Here he is with the pile of slabs he has curing in his shop.


----------



## jefflovstrom (Feb 6, 2011)

Wow!
Jeff


----------



## John Paul Sanborn (Feb 7, 2011)

That is some good cutting, I do worse with my Alaskan Mill.


----------



## 7oaks (Feb 8, 2011)

John Paul Sanborn said:


> That is some good cutting, I do worse with my Alaskan Mill.


 
Yeah he is impressive!


----------



## sgreanbeans (Feb 11, 2011)

Yeah, that was cool! Would be interested to learn more about how he sharpens those, can u elaborate?


----------



## Toddppm (Feb 11, 2011)

That guy has some skills to cut those freehand and keep them so straight! That's the kind of guy that I'd want to hang out with as much as possible to soak up his knowledge.


----------



## brookpederson (Feb 11, 2011)

Dose anyone know how figure or burls form?? I know some trees like maple, birch and walnut are more prone to it, and there are many different kinds. Like " birds eye, fiddle back, flame and pocking."
But I found a cottonwood tree at our local compost site that was completely full of " figure". Whoever took the tree down cut it into 24" rounds to lift by hand I guess, and dumped it all. I'm always on the lookout for treasure at the compost site weather it be firewood or saw logs for the sawmill, and I see these rounds with funny looking grain patterns.  
4 truck loads we hauled out, all of it was fully figured. About 1400 board feet @ 20.00 to 30.00 a bf. Most of it we cut into turning chunks, then slabed the rest for table tops. 
I will post some pics later today of some chunks and some pieces we have done.


----------



## brookpederson (Feb 11, 2011)

Here ya go! 
Cottonwood plater
Apple table table base w/ cottonwood table top
cottonwood vase


----------



## buzz sawyer (Feb 11, 2011)

Very nice! Glad you saved that.


----------



## 7oaks (Feb 11, 2011)

Brook...
That is some absolutely beautiful wood and even more creative use of it. Absolutely beautiful. As Buzz stated - glad you saved it.


----------



## 7oaks (Feb 12, 2011)

sgreanbeans said:


> Yeah, that was cool! Would be interested to learn more about how he sharpens those, can u elaborate?


 
For slabbing he uses a full skip chain with normal sharpening angles. He said he uses a full skip because it allows the wood chips to clear the bar faster.
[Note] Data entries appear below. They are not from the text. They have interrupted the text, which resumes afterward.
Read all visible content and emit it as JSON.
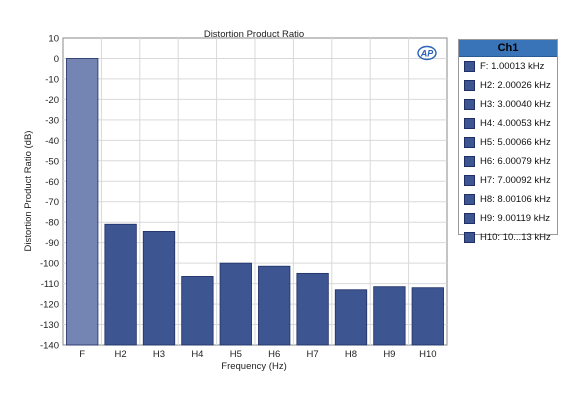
{
  "colors": {
    "bar_fundamental": "#7485b4",
    "bar_harmonic": "#3d5591",
    "bar_stroke": "#1f2f66",
    "grid": "#d9d9d9",
    "legend_header": "#3a74b8",
    "logo": "#2a62b8"
  },
  "logo": {
    "text": "AP",
    "icon": "audio-precision-logo-icon"
  },
  "legend": {
    "title": "Ch1",
    "items": [
      "F: 1.00013 kHz",
      "H2: 2.00026 kHz",
      "H3: 3.00040 kHz",
      "H4: 4.00053 kHz",
      "H5: 5.00066 kHz",
      "H6: 6.00079 kHz",
      "H7: 7.00092 kHz",
      "H8: 8.00106 kHz",
      "H9: 9.00119 kHz",
      "H10: 10...13 kHz"
    ]
  },
  "chart_data": {
    "type": "bar",
    "title": "Distortion Product Ratio",
    "xlabel": "Frequency (Hz)",
    "ylabel": "Distortion Product Ratio (dB)",
    "categories": [
      "F",
      "H2",
      "H3",
      "H4",
      "H5",
      "H6",
      "H7",
      "H8",
      "H9",
      "H10"
    ],
    "values": [
      0,
      -81,
      -84.5,
      -106.5,
      -100,
      -101.5,
      -105,
      -113,
      -111.5,
      -112
    ],
    "ylim": [
      -140,
      10
    ],
    "yticks": [
      10,
      0,
      -10,
      -20,
      -30,
      -40,
      -50,
      -60,
      -70,
      -80,
      -90,
      -100,
      -110,
      -120,
      -130,
      -140
    ],
    "grid": true,
    "legend_position": "right"
  }
}
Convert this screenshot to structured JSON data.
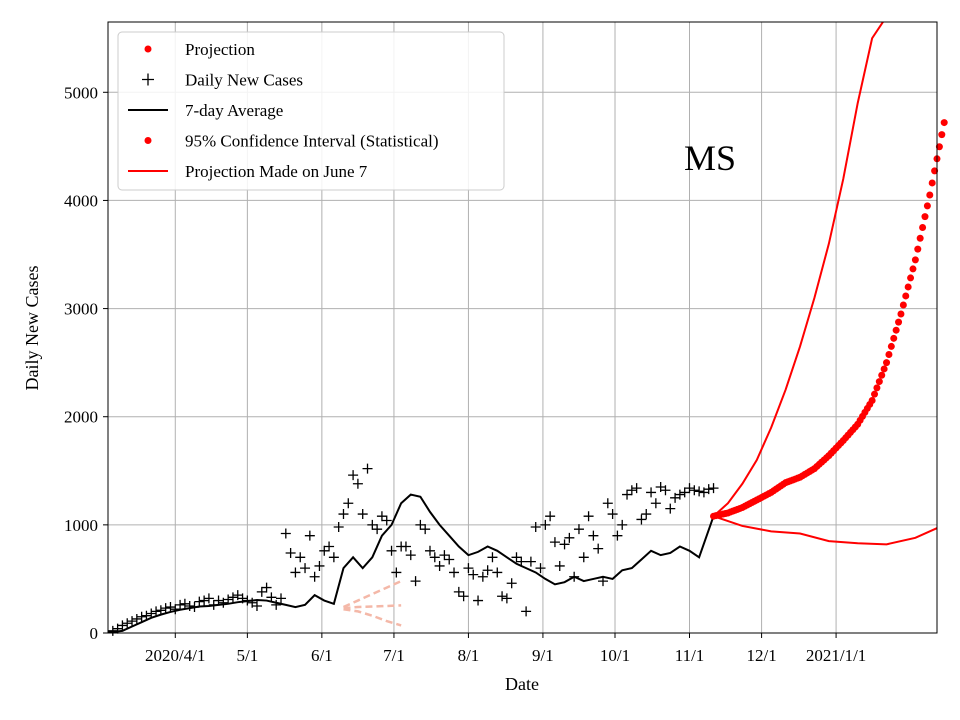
{
  "chart_data": {
    "type": "scatter",
    "title": "",
    "annotation": "MS",
    "xlabel": "Date",
    "ylabel": "Daily New Cases",
    "x_axis_start": "2020-03-04",
    "x_axis_end": "2021-02-12",
    "ylim": [
      0,
      5650
    ],
    "grid": true,
    "legend_position": "top-left",
    "x_ticks": [
      {
        "label": "2020/4/1",
        "date": "2020-04-01"
      },
      {
        "label": "5/1",
        "date": "2020-05-01"
      },
      {
        "label": "6/1",
        "date": "2020-06-01"
      },
      {
        "label": "7/1",
        "date": "2020-07-01"
      },
      {
        "label": "8/1",
        "date": "2020-08-01"
      },
      {
        "label": "9/1",
        "date": "2020-09-01"
      },
      {
        "label": "10/1",
        "date": "2020-10-01"
      },
      {
        "label": "11/1",
        "date": "2020-11-01"
      },
      {
        "label": "12/1",
        "date": "2020-12-01"
      },
      {
        "label": "2021/1/1",
        "date": "2021-01-01"
      }
    ],
    "y_ticks": [
      0,
      1000,
      2000,
      3000,
      4000,
      5000
    ],
    "legend": [
      {
        "label": "Projection",
        "marker": "dot",
        "color": "#ff0000"
      },
      {
        "label": "Daily New Cases",
        "marker": "plus",
        "color": "#000000"
      },
      {
        "label": "7-day Average",
        "marker": "line",
        "color": "#000000"
      },
      {
        "label": "95% Confidence Interval (Statistical)",
        "marker": "dot",
        "color": "#ff0000"
      },
      {
        "label": "Projection Made on June 7",
        "marker": "line",
        "color": "#ff0000"
      }
    ],
    "series": [
      {
        "name": "7-day Average",
        "style": "line",
        "color": "#000000",
        "x_days": [
          0,
          6,
          10,
          14,
          18,
          22,
          26,
          30,
          34,
          38,
          42,
          46,
          50,
          54,
          58,
          62,
          66,
          70,
          74,
          78,
          82,
          86,
          90,
          94,
          98,
          102,
          106,
          110,
          114,
          118,
          122,
          126,
          130,
          134,
          138,
          142,
          146,
          150,
          154,
          158,
          162,
          166,
          170,
          174,
          178,
          182,
          186,
          190,
          194,
          198,
          202,
          206,
          210,
          214,
          218,
          222,
          226,
          230,
          234,
          238,
          242,
          246,
          252
        ],
        "values": [
          5,
          20,
          60,
          100,
          140,
          170,
          195,
          215,
          230,
          245,
          250,
          260,
          270,
          285,
          295,
          305,
          300,
          280,
          260,
          240,
          260,
          350,
          300,
          270,
          600,
          700,
          600,
          700,
          900,
          1000,
          1200,
          1280,
          1260,
          1120,
          1000,
          900,
          800,
          720,
          750,
          800,
          760,
          700,
          640,
          600,
          560,
          500,
          450,
          470,
          520,
          480,
          500,
          520,
          500,
          580,
          600,
          680,
          760,
          720,
          740,
          800,
          760,
          700,
          1080
        ]
      },
      {
        "name": "Projection",
        "style": "dots",
        "color": "#ff0000",
        "x_days": [
          252,
          258,
          264,
          270,
          276,
          282,
          288,
          294,
          300,
          306,
          312,
          318,
          324,
          330,
          336,
          342,
          348
        ],
        "values": [
          1080,
          1110,
          1160,
          1230,
          1300,
          1390,
          1440,
          1520,
          1640,
          1780,
          1930,
          2150,
          2500,
          2950,
          3450,
          4050,
          4720
        ]
      },
      {
        "name": "Projection Made on June 7",
        "style": "line",
        "color": "#ff0000",
        "x_days": [
          252,
          258,
          264,
          270,
          276,
          282,
          288,
          294,
          300,
          306,
          312,
          318,
          324,
          330
        ],
        "values": [
          1080,
          1200,
          1380,
          1600,
          1900,
          2250,
          2650,
          3100,
          3600,
          4200,
          4900,
          5500,
          5700,
          5700
        ]
      },
      {
        "name": "Projection Made on June 7 (lower)",
        "style": "line",
        "color": "#ff0000",
        "x_days": [
          252,
          264,
          276,
          288,
          300,
          312,
          324,
          336,
          348
        ],
        "values": [
          1080,
          990,
          940,
          920,
          850,
          830,
          820,
          880,
          1000
        ]
      }
    ],
    "daily_cases_x_days": [
      2,
      4,
      6,
      8,
      10,
      12,
      14,
      16,
      18,
      20,
      22,
      24,
      26,
      28,
      30,
      32,
      34,
      36,
      38,
      40,
      42,
      44,
      46,
      48,
      50,
      52,
      54,
      56,
      58,
      60,
      62,
      64,
      66,
      68,
      70,
      72,
      74,
      76,
      78,
      80,
      82,
      84,
      86,
      88,
      90,
      92,
      94,
      96,
      98,
      100,
      102,
      104,
      106,
      108,
      110,
      112,
      114,
      116,
      118,
      120,
      122,
      124,
      126,
      128,
      130,
      132,
      134,
      136,
      138,
      140,
      142,
      144,
      146,
      148,
      150,
      152,
      154,
      156,
      158,
      160,
      162,
      164,
      166,
      168,
      170,
      172,
      174,
      176,
      178,
      180,
      182,
      184,
      186,
      188,
      190,
      192,
      194,
      196,
      198,
      200,
      202,
      204,
      206,
      208,
      210,
      212,
      214,
      216,
      218,
      220,
      222,
      224,
      226,
      228,
      230,
      232,
      234,
      236,
      238,
      240,
      242,
      244,
      246,
      248,
      250,
      252
    ],
    "daily_cases_values": [
      20,
      40,
      70,
      90,
      110,
      130,
      150,
      160,
      180,
      200,
      210,
      230,
      240,
      220,
      260,
      270,
      250,
      240,
      290,
      300,
      320,
      260,
      300,
      280,
      310,
      330,
      350,
      320,
      300,
      280,
      250,
      380,
      420,
      330,
      260,
      320,
      920,
      740,
      560,
      700,
      600,
      900,
      520,
      620,
      760,
      800,
      700,
      980,
      1100,
      1200,
      1460,
      1380,
      1100,
      1520,
      1000,
      960,
      1080,
      1040,
      760,
      560,
      800,
      800,
      720,
      480,
      1000,
      960,
      760,
      700,
      620,
      720,
      680,
      560,
      380,
      340,
      600,
      540,
      300,
      520,
      580,
      700,
      560,
      340,
      320,
      460,
      700,
      660,
      200,
      660,
      980,
      600,
      1000,
      1080,
      840,
      620,
      820,
      880,
      520,
      960,
      700,
      1080,
      900,
      780,
      480,
      1200,
      1100,
      900,
      1000,
      1280,
      1320,
      1340,
      1050,
      1100,
      1300,
      1200,
      1350,
      1320,
      1150,
      1250,
      1280,
      1300,
      1340,
      1320,
      1310,
      1300,
      1330,
      1340
    ],
    "confidence_intervals": [
      {
        "x_days": [
          98,
          104,
          110,
          116,
          122
        ],
        "values": [
          240,
          300,
          360,
          420,
          480
        ],
        "color": "#f4b8a8"
      },
      {
        "x_days": [
          98,
          104,
          110,
          116,
          122
        ],
        "values": [
          220,
          200,
          160,
          110,
          70
        ],
        "color": "#f4b8a8"
      },
      {
        "x_days": [
          98,
          104,
          110,
          116,
          122
        ],
        "values": [
          230,
          240,
          245,
          250,
          255
        ],
        "color": "#f4b8a8"
      }
    ]
  }
}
On his cross cut chains he sharpens then with a 30 degree downward angle instead of the normal 30 degree upward angle. It makes the top edge of the tooth kinda concave. Very unusual. I've talked with a NW logger friend of mine who says he is familiar with that filing method and used it some out in Oregon.



Toddppm said:


> That guy has some skills to cut those freehand and keep them so straight! That's the kind of guy that I'd want to hang out with as much as possible to soak up his knowledge.



:agree2: I wish I had more time with him. He does some beautiful custom furniture. He gets burls and other unusual wood from all over the states and some from So America.


----------